A straggly shrub 2-4m high, with round, highly glossy and slightly fleshy leaves. If the plant is growing in a very dry situation the leaves may be rolled almost into a tube to reduce water loss from the leaf surface. Plants are either male or female. Flowers are small and white, followed by small fleshy orange berries on female plants. Cultivars with variegated foliage are sold in nurseries, and these should also be regarded as potentially weedy.

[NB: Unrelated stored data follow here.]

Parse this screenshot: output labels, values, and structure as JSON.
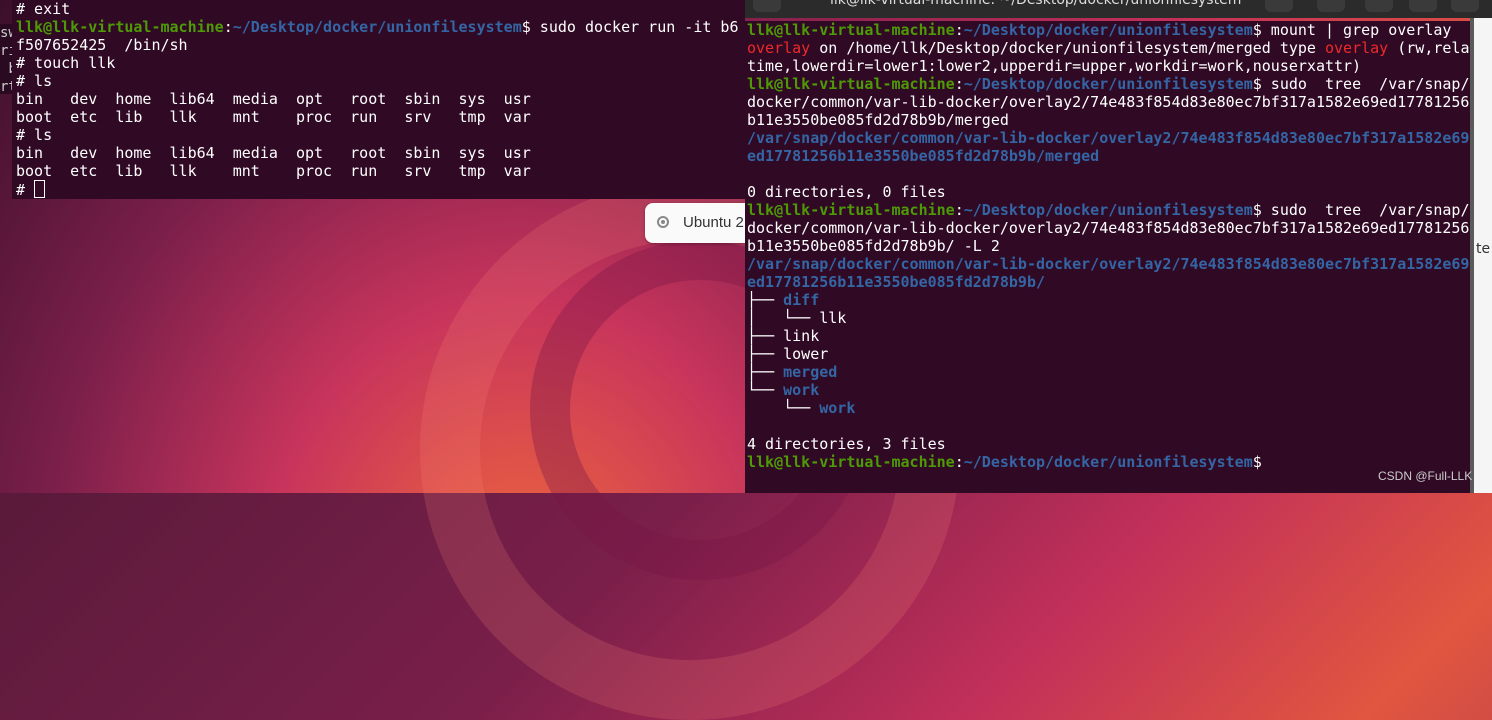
{
  "left_terminal": {
    "lines": [
      "# exit",
      "",
      "f507652425  /bin/sh",
      "# touch llk",
      "# ls",
      "bin   dev  home  lib64  media  opt   root  sbin  sys  usr",
      "boot  etc  lib   llk    mnt    proc  run   srv   tmp  var",
      "# ls",
      "bin   dev  home  lib64  media  opt   root  sbin  sys  usr",
      "boot  etc  lib   llk    mnt    proc  run   srv   tmp  var",
      "# "
    ],
    "prompt_user": "llk@llk-virtual-machine",
    "prompt_path": "~/Desktop/docker/unionfilesystem",
    "command_docker": " sudo docker run -it b6"
  },
  "behind_window": {
    "text": [
      "sw",
      "ri",
      " b",
      "rt"
    ]
  },
  "notification": {
    "label": "Ubuntu 2"
  },
  "right_terminal": {
    "title": "llk@llk-virtual-machine: ~/Desktop/docker/unionfilesystem",
    "prompt_user": "llk@llk-virtual-machine",
    "prompt_path": "~/Desktop/docker/unionfilesystem",
    "cmd_mount": " mount | grep overlay",
    "mount_out_1_word": "overlay",
    "mount_out_1_mid": " on /home/llk/Desktop/docker/unionfilesystem/merged type ",
    "mount_out_1_word2": "overlay",
    "mount_out_1_end": " (rw,rela",
    "mount_out_2": "time,lowerdir=lower1:lower2,upperdir=upper,workdir=work,nouserxattr)",
    "cmd_tree1": " sudo  tree  /var/snap/",
    "tree1_cont_1": "docker/common/var-lib-docker/overlay2/74e483f854d83e80ec7bf317a1582e69ed17781256",
    "tree1_cont_2": "b11e3550be085fd2d78b9b/merged",
    "tree1_out_1": "/var/snap/docker/common/var-lib-docker/overlay2/74e483f854d83e80ec7bf317a1582e69",
    "tree1_out_2": "ed17781256b11e3550be085fd2d78b9b/merged",
    "tree1_summary": "0 directories, 0 files",
    "cmd_tree2": " sudo  tree  /var/snap/",
    "tree2_cont_1": "docker/common/var-lib-docker/overlay2/74e483f854d83e80ec7bf317a1582e69ed17781256",
    "tree2_cont_2": "b11e3550be085fd2d78b9b/ -L 2",
    "tree2_out_1": "/var/snap/docker/common/var-lib-docker/overlay2/74e483f854d83e80ec7bf317a1582e69",
    "tree2_out_2": "ed17781256b11e3550be085fd2d78b9b/",
    "tree": [
      {
        "prefix": "├── ",
        "name": "diff",
        "dir": true
      },
      {
        "prefix": "│   └── ",
        "name": "llk",
        "dir": false
      },
      {
        "prefix": "├── ",
        "name": "link",
        "dir": false
      },
      {
        "prefix": "├── ",
        "name": "lower",
        "dir": false
      },
      {
        "prefix": "├── ",
        "name": "merged",
        "dir": true
      },
      {
        "prefix": "└── ",
        "name": "work",
        "dir": true
      },
      {
        "prefix": "    └── ",
        "name": "work",
        "dir": true
      }
    ],
    "tree2_summary": "4 directories, 3 files"
  },
  "side_panel": {
    "fragment": "te"
  },
  "watermark": "CSDN @Full-LLK",
  "colors": {
    "terminal_bg": "#300a24",
    "prompt_user": "#4e9a06",
    "prompt_path": "#3465a4",
    "highlight": "#ef2929"
  }
}
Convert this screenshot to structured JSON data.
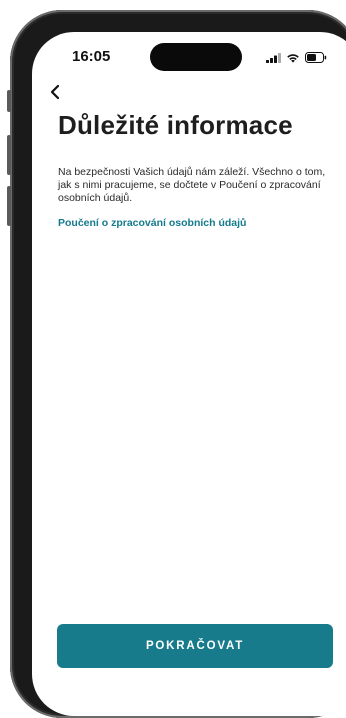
{
  "status_bar": {
    "time": "16:05",
    "icons": [
      "cellular-signal-icon",
      "wifi-icon",
      "battery-icon"
    ]
  },
  "nav": {
    "back_icon": "chevron-left-icon"
  },
  "page": {
    "title": "Důležité informace",
    "body": "Na bezpečnosti Vašich údajů nám záleží. Všechno o tom, jak s nimi pracujeme, se dočtete v Poučení o zpracování osobních údajů.",
    "link_label": "Poučení o zpracování osobních údajů"
  },
  "actions": {
    "continue_label": "POKRAČOVAT"
  },
  "colors": {
    "accent": "#187b8c",
    "link": "#147a8c",
    "text": "#1e1e1e",
    "frame": "#1a1a1a"
  }
}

Preferred habitat and impacts:
Mirror bush is primarily a coastal weed, as it is mainly planted in coastal gardens due to its high salt tolerance. Usually found behind beaches or on coastal cliffs. It can invade coastal eucalypt forest and littoral rainforest.
The dense shade cast by mirror bush suppresses native vegetation.

Birds and other animals. Movement of seed-contaminated soil. Probably takes root from dumped material.

A weed with glossy fleshy leaves is the shrubby climber, climbing groundsel (Senecio angulatus), but its leaves are bluntly angular, not circular. It has yellow daisy flowers, and seeds with a parachute of hairs, like those of dandelions.

Senecio angulatus Senecio angulatus

Seedlings and smaller plants can be hand-pulled or dug out. Cut and paint large plants. They are likely to re-sprout and require follow-up spraying. Plants with a waxy cuticle on the leaf such as mirror bush will need a penetrant added to any herbicide applied as a spray. Younger plants are more susceptible to sprays than older plants.
If staged removal is being done to prevent possible erosion remove female, fruit-producing plants first.